As far as the Fifties, Sixties and Seventies are concerned, Ed van der Elsken was one of the great documentary photographers. An exuberant chronicler of his times, van der Elsken's unrestrained passion for life translated into a rapacious, experimental photography. Enormously respected in his native Holland, van der Elsken is little known in Britain (certainly in comparison to American contemporaries such as William Klein or Robert Frank, with whom he is often compared), and this survey exhibition of his work in photography and film, gives the opportunity to appraise his pivotal position between pre-war street photographers such as Weegee and Brassai, and the emotive, ultra-subjectivist photography of Nan Goldin and Larry Clark, that came after him.
Ed van der Elsken moved to Paris in 1950, joining many young Dutch artists and intellectuals seeking respite from the gloomy aftermath of the war in Amsterdam.

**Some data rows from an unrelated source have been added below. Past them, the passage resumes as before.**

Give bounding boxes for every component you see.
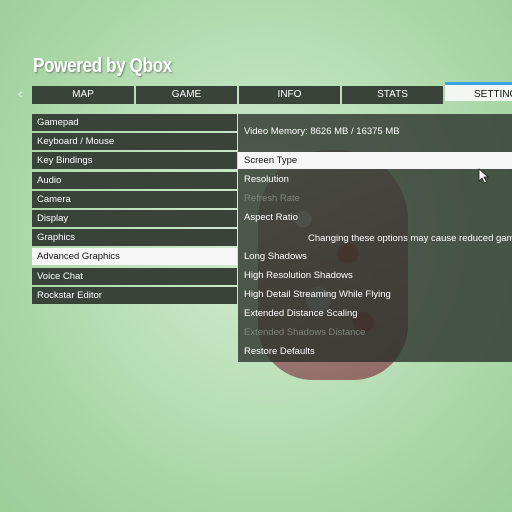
tab-info[interactable]: INFO	[239, 86, 340, 104]
warning-text: Changing these options may cause reduced…	[308, 233, 512, 244]
menu-item-voice-chat[interactable]: Voice Chat	[32, 267, 237, 285]
option-resolution[interactable]: Resolution	[238, 171, 512, 188]
tab-game[interactable]: GAME	[136, 86, 237, 104]
tab-stats[interactable]: STATS	[342, 86, 443, 104]
option-extended-shadows-distance: Extended Shadows Distance	[244, 327, 366, 338]
menu-item-audio[interactable]: Audio	[32, 171, 237, 189]
back-arrow-icon[interactable]: ‹	[18, 86, 22, 101]
advanced-graphics-panel: Video Memory: 8626 MB / 16375 MB Screen …	[238, 114, 512, 362]
tab-bar: MAP GAME INFO STATS SETTINGS	[32, 82, 512, 104]
tab-map[interactable]: MAP	[32, 86, 134, 104]
mouse-cursor-icon	[478, 168, 490, 184]
option-high-detail-streaming[interactable]: High Detail Streaming While Flying	[238, 286, 512, 303]
menu-item-rockstar-editor[interactable]: Rockstar Editor	[32, 286, 237, 304]
menu-item-gamepad[interactable]: Gamepad	[32, 114, 237, 131]
option-extended-distance-scaling[interactable]: Extended Distance Scaling	[238, 305, 512, 322]
video-memory-readout: Video Memory: 8626 MB / 16375 MB	[244, 126, 400, 137]
menu-item-display[interactable]: Display	[32, 209, 237, 227]
option-long-shadows[interactable]: Long Shadows	[238, 248, 512, 265]
tab-settings[interactable]: SETTINGS	[445, 82, 512, 101]
menu-item-keyboard-mouse[interactable]: Keyboard / Mouse	[32, 133, 237, 151]
menu-item-advanced-graphics[interactable]: Advanced Graphics	[32, 248, 237, 266]
settings-menu: Gamepad Keyboard / Mouse Key Bindings Au…	[32, 114, 237, 306]
option-screen-type[interactable]: Screen Type	[238, 152, 512, 169]
menu-item-camera[interactable]: Camera	[32, 190, 237, 208]
menu-item-key-bindings[interactable]: Key Bindings	[32, 152, 237, 170]
option-refresh-rate: Refresh Rate	[244, 193, 300, 204]
page-title: Powered by Qbox	[33, 55, 172, 77]
option-aspect-ratio[interactable]: Aspect Ratio	[238, 209, 512, 226]
menu-item-graphics[interactable]: Graphics	[32, 229, 237, 247]
option-restore-defaults[interactable]: Restore Defaults	[238, 343, 512, 360]
option-high-resolution-shadows[interactable]: High Resolution Shadows	[238, 267, 512, 284]
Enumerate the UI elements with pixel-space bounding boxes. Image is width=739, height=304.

Love on the Left Bank (1956), created during this period, remains his most celebrated work and the one which secured his reputation in the early 1950s. A noir novel-in-images, it follows a circle of drifting post-war youth, young people whose lives, and ideals, have been devastated by the war. Leading a nocturnal, aimless existence punctuated by drink, drugs and sex, van der Elsken's free spirits personify the restless hedonism, and the nihilistic spirit that was to animate the French New Wave. Most memorable amongst his subjects is the gorgeous, vampiric, opium-addicted Vali Myers, a girl who didn't see daylight for three years. During this time van der Elsken was friends with Karel Appel and Cobra emigrés, as well as leading figures in the emergent Lettrist movement and the Situationist International, and found himself in a cultural milieu where the mood was at once desperately melancholic and defiantly anarchistic.
Returning to Amsterdam in 1954, van der Elsken started to experiment with colour photography, and to pioneer a cinema-vérité style of film-making (even inventing his own portable movie camera), in order to produce the most immediate, most unmediated imagery possible. The exhibition includes excerpts from several seminal films: The Infatuated Camera (1971) and A Photographer Films Amsterdam, (1982), among others. He began to travel extensively - around the world in 1959, and then regularly visited Japan, Hong Kong and Africa. He was one of the first photographers to realise that the photography book was a very specific medium with its own unique possibilities, and Sweet Life, (1966) the book which emerged from his first global tour, is still an extraordinarily innovative publication.
As the decades pass, the mood in van der Elsken's photography shifts from post-war despondency to the permissive optimism of the flowerpower era, back to a sense of tainted idealism post-Woodstock. Van der Elsken was always in one sense an outsider drawn to outsiders. Fiercely anti-capitalist, equally anti-communist, he was never an ideologue. His signature images of rebellious youth - whether Dutch rockers or Japanese 'yakuza'(gangsters) - are driven by a sense of personal identification and celebration, rather than social protest. Unusually for a documentary photographer there is rarely any pretense of neutrality or detached observation: he is always, himself, emotionally and dramatically present in his photographs. Sometimes gentle and romantic, sometimes shrill, vulgar, even obscene, van der Elsken is invariably uncompromising and direct in his approach. And never more so than Bye, (1990) his final, valedictory film which chronicles his slow decay from prostate cancer. He died on 28 December, 1990.